Dizziness, somnolence, and dry mouth are the most common adverse effects associated with the cannabinoids. With pharmaceutical preparations, the incidence of adverse effects with short-term use involving euphoria, disorientation, confusion, dissociation, or depressed mood is relatively low. Studies of the THC-cannabidiol mixture suggest that better outcomes occur with drugs that include a combination of cannabinoid compounds.

There are many other beneficial effects for cannabinoids, such as alleviation of nausea and increased appetite (Martin, Wiley, 2004). In addition to some pain relief, they may also have opioid dose-sparing effects, possibly reduce opioid tolerance, and even ameliorate symptoms of opioid withdrawal (Svendsen, Jensen, Bach, 2004; McCarberg, 2007). Additional studies may provide new agents for clinical use and hopefully clarify the relative benefits and burdens.

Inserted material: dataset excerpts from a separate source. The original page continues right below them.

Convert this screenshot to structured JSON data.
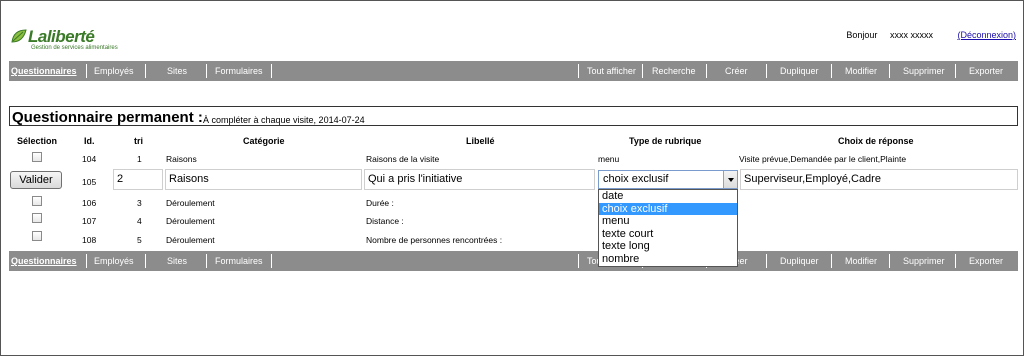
{
  "brand": {
    "name": "Laliberté",
    "tagline": "Gestion de services alimentaires"
  },
  "user": {
    "greeting": "Bonjour",
    "name": "xxxx xxxxx",
    "logout": "(Déconnexion)"
  },
  "nav_left": [
    "Questionnaires",
    "Employés",
    "Sites",
    "Formulaires"
  ],
  "nav_right": [
    "Tout afficher",
    "Recherche",
    "Créer",
    "Dupliquer",
    "Modifier",
    "Supprimer",
    "Exporter"
  ],
  "panel": {
    "title": "Questionnaire permanent :",
    "subtitle": "À compléter à chaque visite, 2014-07-24"
  },
  "columns": {
    "selection": "Sélection",
    "id": "Id.",
    "tri": "tri",
    "category": "Catégorie",
    "label": "Libellé",
    "type": "Type de rubrique",
    "choices": "Choix de réponse"
  },
  "rows": [
    {
      "id": "104",
      "tri": "1",
      "category": "Raisons",
      "label": "Raisons de la visite",
      "type": "menu",
      "choices": "Visite prévue,Demandée par le client,Plainte"
    },
    {
      "id": "106",
      "tri": "3",
      "category": "Déroulement",
      "label": "Durée :",
      "type": "",
      "choices": ""
    },
    {
      "id": "107",
      "tri": "4",
      "category": "Déroulement",
      "label": "Distance :",
      "type": "",
      "choices": ""
    },
    {
      "id": "108",
      "tri": "5",
      "category": "Déroulement",
      "label": "Nombre de personnes rencontrées :",
      "type": "",
      "choices": ""
    }
  ],
  "edit_row": {
    "button": "Valider",
    "id": "105",
    "tri": "2",
    "category": "Raisons",
    "label": "Qui a pris l'initiative",
    "type": "choix exclusif",
    "choices": "Superviseur,Employé,Cadre"
  },
  "type_options": [
    "date",
    "choix exclusif",
    "menu",
    "texte court",
    "texte long",
    "nombre"
  ],
  "type_option_selected": "choix exclusif",
  "colors": {
    "nav_bg": "#8c8c8c",
    "brand_green": "#3a7a28",
    "highlight": "#3399ff"
  }
}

Some authors have explored the controversial elements inherent in the use of cannabis substances for medical purposes (Degenhardt, Hall, 2008). First, the approval of cannabis for treatment of medical conditions in certain states and countries has occurred without strong evidence for its safety and efficacy. Second, the review of evidence from clinical trials involving cannabinoids and cannabis extracts for medical indications shows that the short-term benefits of this therapy and adverse effects have been limited for the drugs that have been available, although this is likely to change with new formulations. Last, there is a compelling need for more rigorous and scientific research to evaluate adverse effects, especially with long-term use for conditions such as multiple sclerosis and persistent pain. A systematic review and meta-analysis of cannabis treatment for persistent pain concluded that beneficial effects of the treatment may be partially or completely offset by potentially serious harms and urged more research to clarify the true balance of benefits to harms (Martin-Sanchez, Furukawa, Taylor et al., 2009).

Conclusion

Multipurpose adjuvant analgesic drugs have been shown to be effective for a variety of diverse pain syndromes and can be considered for the treatment of any type of pain. The multipurpose agents that are currently thought to be among the more useful in clinical practice include antidepressants, corticosteroids, and alpha2-adrenergic agonists. Except for antidepressants, the multipurpose adjuvant analgesics are appropriate for both acute and persistent pain. Antidepressants are not appropriate for acute pain because of their delayed onset of action.